Yaralı Hayvanın Taşınması
Yaralı hayvanın taşınması sırasında amaç hastanın en yakın tedavi merkezine en kısa sürede ulaştırılması ve bu sırada durumunda taşımaya bağlı oluşabilecek negatif bir etkinin oluşmamasıdır. Hastanın taşınmasından önce durumunun kontrol altına alınmasını gerektiren durumlar bulunmaktadır. Hasta veteriner hekime ulaştırılmadan önce bazı önlemler alınmalıdır. Bunlara; kanamanın kontrolü, kırık bölgesine geçici bir atel uygulanması ya da ısı çarpmasına maruz kalmış bir hastanın vücut ısısının düşürülmesi örnek verilebilir. Hızlı bir muayene yapılarak hızlı karar verilmesi gerekmektedir. Bunun için temel ilk yardım bilgilerinin uygulanması gerekmektedir.
- Soğukkanlı yaklaşım: Acil durumda genellikle aşırı heyecanlanma ve her şeyi bir anda yapma eğilimi gözlenmektedir. Bu durumda panik artar ve uyulması gereken kurallar unutulur. İlk yardım gerektiren bir hastaya müdahale edenin soğukkanlı davranması mantıklı düşünmesi ve duruma göre planlı davranması gerekmektedir.
- Veteriner hekimin en kısa sürede bilgilendirilmesi: Hastanın hızlı ve etkili bir tedavi alabilmesi için ilgili veteriner hekimin en kısa sürede bilgilendirilmesi gerekmektedir.
- Yardımcı personelin korunması: Kendi sağlığınız ve korunmanız için hastanın tam olarak tespit edildiğine emin olunmalıdır. Bu durum hem nakli gerçekleştiren kişilerin sağlığı hem de hastanın kendi kendine zarar vermesinin engellenmesi için gereklidir.
- Hastanın değerlendirilmesi: Sistematik yolla hastanın ilk muayenesi yapılmalıdır. Bu sayede veteriner hekime hasta hakkında detaylı bilgi verilmiş olur. Eğer çok disiplinli bir ilk muayene uygulanır ise tekrar tekrar hastayı muayene etmek gerekmez ve zaman kaybı minimuma iner. Bu incelemenin 1 dakikada ya da daha az bir sürede yapılması gerekmektedir. Hasta belli bir mesafeden bilincinin açık olup olmadığı, nefes alış şekli, anormal vücut ve bacak duruşu varlığı, vücudun herhangi bir bölgesinde ya da hastanın yakınında kan olup olmadığını kontrol etmek için incelenmelidir. Hastanın hareket etmesini engellemek için hastaya arkadan yaklaşılmalıdır.
- Solunumun kontrolü: Müköz membranların rengi kontrol edilmelidir. Solunum sesleri dinlenmeli, eğer gerekli ise solunum yolundaki birikinti ve sıvıyı rahat nefes alabilmesi için temizlenmelidir. Genellikle bu durumda dilin dışarı alınması gerekir.
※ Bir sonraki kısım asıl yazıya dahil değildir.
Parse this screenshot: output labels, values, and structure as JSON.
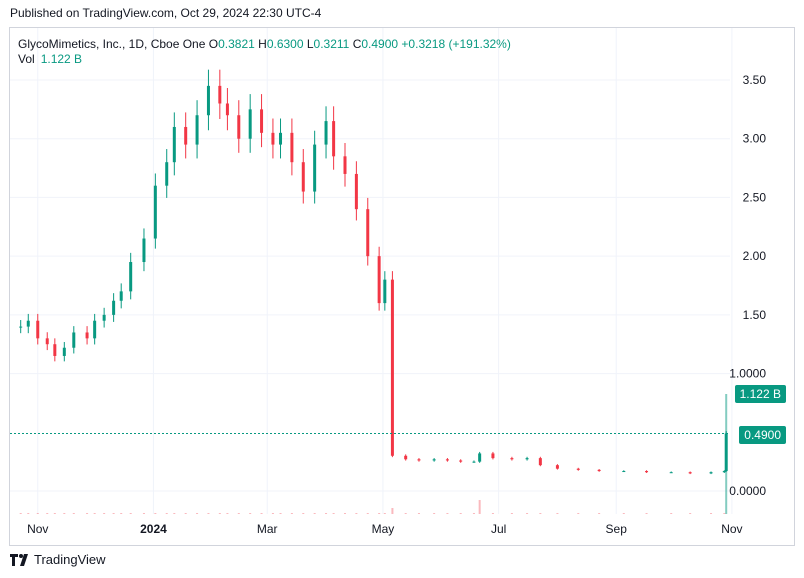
{
  "header": {
    "published": "Published on TradingView.com, Oct 29, 2024 22:30 UTC-4"
  },
  "legend": {
    "symbol": "GlycoMimetics, Inc., 1D, Cboe One",
    "o_label": "O",
    "o": "0.3821",
    "h_label": "H",
    "h": "0.6300",
    "l_label": "L",
    "l": "0.3211",
    "c_label": "C",
    "c": "0.4900",
    "change": "+0.3218 (+191.32%)",
    "vol_label": "Vol",
    "vol": "1.122 B"
  },
  "tags": {
    "volume": "1.122 B",
    "price": "0.4900"
  },
  "footer": {
    "brand": "TradingView"
  },
  "colors": {
    "up": "#089981",
    "down": "#f23645",
    "grid": "#f0f3fa",
    "text": "#131722"
  },
  "chart_data": {
    "type": "candlestick",
    "y_ticks": [
      "3.50",
      "3.00",
      "2.50",
      "2.00",
      "1.50",
      "1.0000",
      "0.0000"
    ],
    "x_ticks": [
      "Nov",
      "2024",
      "Mar",
      "May",
      "Jul",
      "Sep",
      "Nov"
    ],
    "last_close": 0.49,
    "last_volume": "1.122 B",
    "series": [
      {
        "x": "2023-10-23",
        "c": 1.4
      },
      {
        "x": "2023-10-27",
        "c": 1.45
      },
      {
        "x": "2023-11-01",
        "c": 1.3
      },
      {
        "x": "2023-11-06",
        "c": 1.25
      },
      {
        "x": "2023-11-10",
        "c": 1.15
      },
      {
        "x": "2023-11-15",
        "c": 1.22
      },
      {
        "x": "2023-11-20",
        "c": 1.35
      },
      {
        "x": "2023-11-27",
        "c": 1.3
      },
      {
        "x": "2023-12-01",
        "c": 1.45
      },
      {
        "x": "2023-12-06",
        "c": 1.5
      },
      {
        "x": "2023-12-11",
        "c": 1.62
      },
      {
        "x": "2023-12-15",
        "c": 1.7
      },
      {
        "x": "2023-12-20",
        "c": 1.95
      },
      {
        "x": "2023-12-27",
        "c": 2.15
      },
      {
        "x": "2024-01-02",
        "c": 2.6
      },
      {
        "x": "2024-01-08",
        "c": 2.8
      },
      {
        "x": "2024-01-12",
        "c": 3.1
      },
      {
        "x": "2024-01-18",
        "c": 2.95
      },
      {
        "x": "2024-01-24",
        "c": 3.2
      },
      {
        "x": "2024-01-30",
        "c": 3.45
      },
      {
        "x": "2024-02-05",
        "c": 3.3
      },
      {
        "x": "2024-02-09",
        "c": 3.2
      },
      {
        "x": "2024-02-15",
        "c": 3.0
      },
      {
        "x": "2024-02-21",
        "c": 3.25
      },
      {
        "x": "2024-02-27",
        "c": 3.05
      },
      {
        "x": "2024-03-04",
        "c": 2.95
      },
      {
        "x": "2024-03-08",
        "c": 3.05
      },
      {
        "x": "2024-03-14",
        "c": 2.8
      },
      {
        "x": "2024-03-20",
        "c": 2.55
      },
      {
        "x": "2024-03-26",
        "c": 2.95
      },
      {
        "x": "2024-04-01",
        "c": 3.15
      },
      {
        "x": "2024-04-05",
        "c": 2.85
      },
      {
        "x": "2024-04-11",
        "c": 2.7
      },
      {
        "x": "2024-04-17",
        "c": 2.4
      },
      {
        "x": "2024-04-23",
        "c": 2.0
      },
      {
        "x": "2024-04-29",
        "c": 1.6
      },
      {
        "x": "2024-05-02",
        "c": 1.8
      },
      {
        "x": "2024-05-06",
        "c": 0.3
      },
      {
        "x": "2024-05-13",
        "c": 0.27
      },
      {
        "x": "2024-05-20",
        "c": 0.26
      },
      {
        "x": "2024-05-28",
        "c": 0.27
      },
      {
        "x": "2024-06-04",
        "c": 0.26
      },
      {
        "x": "2024-06-11",
        "c": 0.25
      },
      {
        "x": "2024-06-18",
        "c": 0.25
      },
      {
        "x": "2024-06-21",
        "c": 0.32
      },
      {
        "x": "2024-06-28",
        "c": 0.28
      },
      {
        "x": "2024-07-08",
        "c": 0.27
      },
      {
        "x": "2024-07-16",
        "c": 0.28
      },
      {
        "x": "2024-07-23",
        "c": 0.22
      },
      {
        "x": "2024-08-01",
        "c": 0.19
      },
      {
        "x": "2024-08-12",
        "c": 0.18
      },
      {
        "x": "2024-08-23",
        "c": 0.17
      },
      {
        "x": "2024-09-05",
        "c": 0.17
      },
      {
        "x": "2024-09-17",
        "c": 0.16
      },
      {
        "x": "2024-09-30",
        "c": 0.16
      },
      {
        "x": "2024-10-10",
        "c": 0.15
      },
      {
        "x": "2024-10-21",
        "c": 0.16
      },
      {
        "x": "2024-10-28",
        "c": 0.17
      },
      {
        "x": "2024-10-29",
        "c": 0.49
      }
    ]
  }
}
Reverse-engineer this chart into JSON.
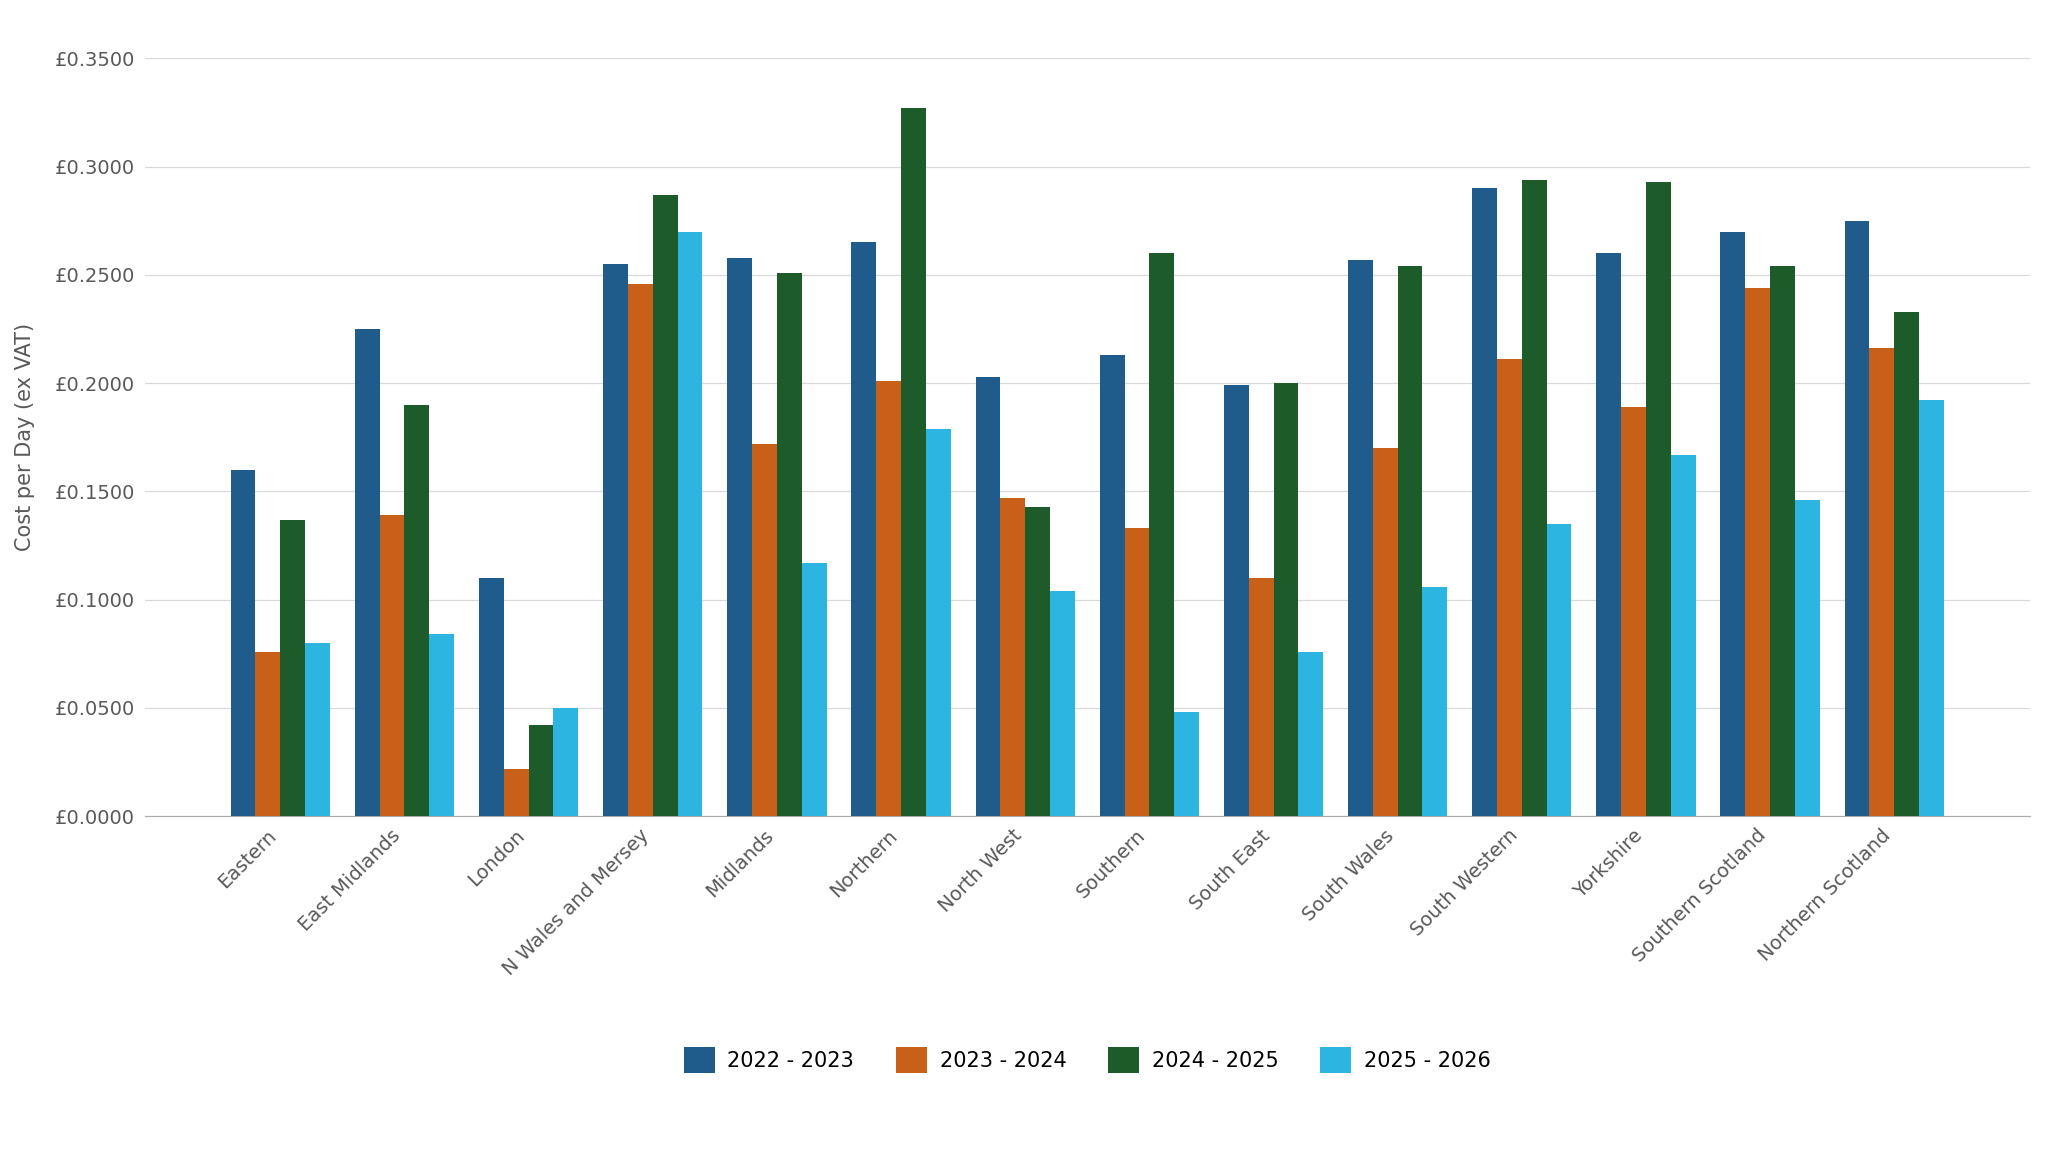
{
  "categories": [
    "Eastern",
    "East Midlands",
    "London",
    "N Wales and Mersey",
    "Midlands",
    "Northern",
    "North West",
    "Southern",
    "South East",
    "South Wales",
    "South Western",
    "Yorkshire",
    "Southern Scotland",
    "Northern Scotland"
  ],
  "series": {
    "2022 - 2023": [
      0.16,
      0.225,
      0.11,
      0.255,
      0.258,
      0.265,
      0.203,
      0.213,
      0.199,
      0.257,
      0.29,
      0.26,
      0.27,
      0.275
    ],
    "2023 - 2024": [
      0.076,
      0.139,
      0.022,
      0.246,
      0.172,
      0.201,
      0.147,
      0.133,
      0.11,
      0.17,
      0.211,
      0.189,
      0.244,
      0.216
    ],
    "2024 - 2025": [
      0.137,
      0.19,
      0.042,
      0.287,
      0.251,
      0.327,
      0.143,
      0.26,
      0.2,
      0.254,
      0.294,
      0.293,
      0.254,
      0.233
    ],
    "2025 - 2026": [
      0.08,
      0.084,
      0.05,
      0.27,
      0.117,
      0.179,
      0.104,
      0.048,
      0.076,
      0.106,
      0.135,
      0.167,
      0.146,
      0.192
    ]
  },
  "colors": {
    "2022 - 2023": "#1F5C8B",
    "2023 - 2024": "#C9601A",
    "2024 - 2025": "#1D5C2A",
    "2025 - 2026": "#2BB5E0"
  },
  "ylabel": "Cost per Day (ex VAT)",
  "ylim": [
    0,
    0.35
  ],
  "yticks": [
    0.0,
    0.05,
    0.1,
    0.15,
    0.2,
    0.25,
    0.3,
    0.35
  ],
  "background_color": "#ffffff",
  "grid_color": "#d9d9d9",
  "bar_width": 0.2,
  "legend_fontsize": 15,
  "axis_label_fontsize": 15,
  "tick_fontsize": 14,
  "tick_color": "#595959",
  "axis_color": "#595959"
}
Eğer yakında kullanılabilecek bir aspiratör var ise aspiratör yardımı ile temizlenebilir. Eğer gerekli ise trakea ya entübasyon uygulanmalıdır. Burunda ve ağızda kanama olup olmadığı ve kapillar dolum zamanı kontrol edilmelidir.
- Kanamanın durdurulması: Küçük kanamalar geçici olarak göz ardı edilebilir fakat büyük kanamalar turnike veya basınç ile acilen durdurulmalıdır. Bazı büyük kanamalarda damarın hemostatik pens kullanılarak tutulması kanamanın durdurulmasının tek yoludur. Eğer gerekli ise şok tedavisine başlanmalıdır.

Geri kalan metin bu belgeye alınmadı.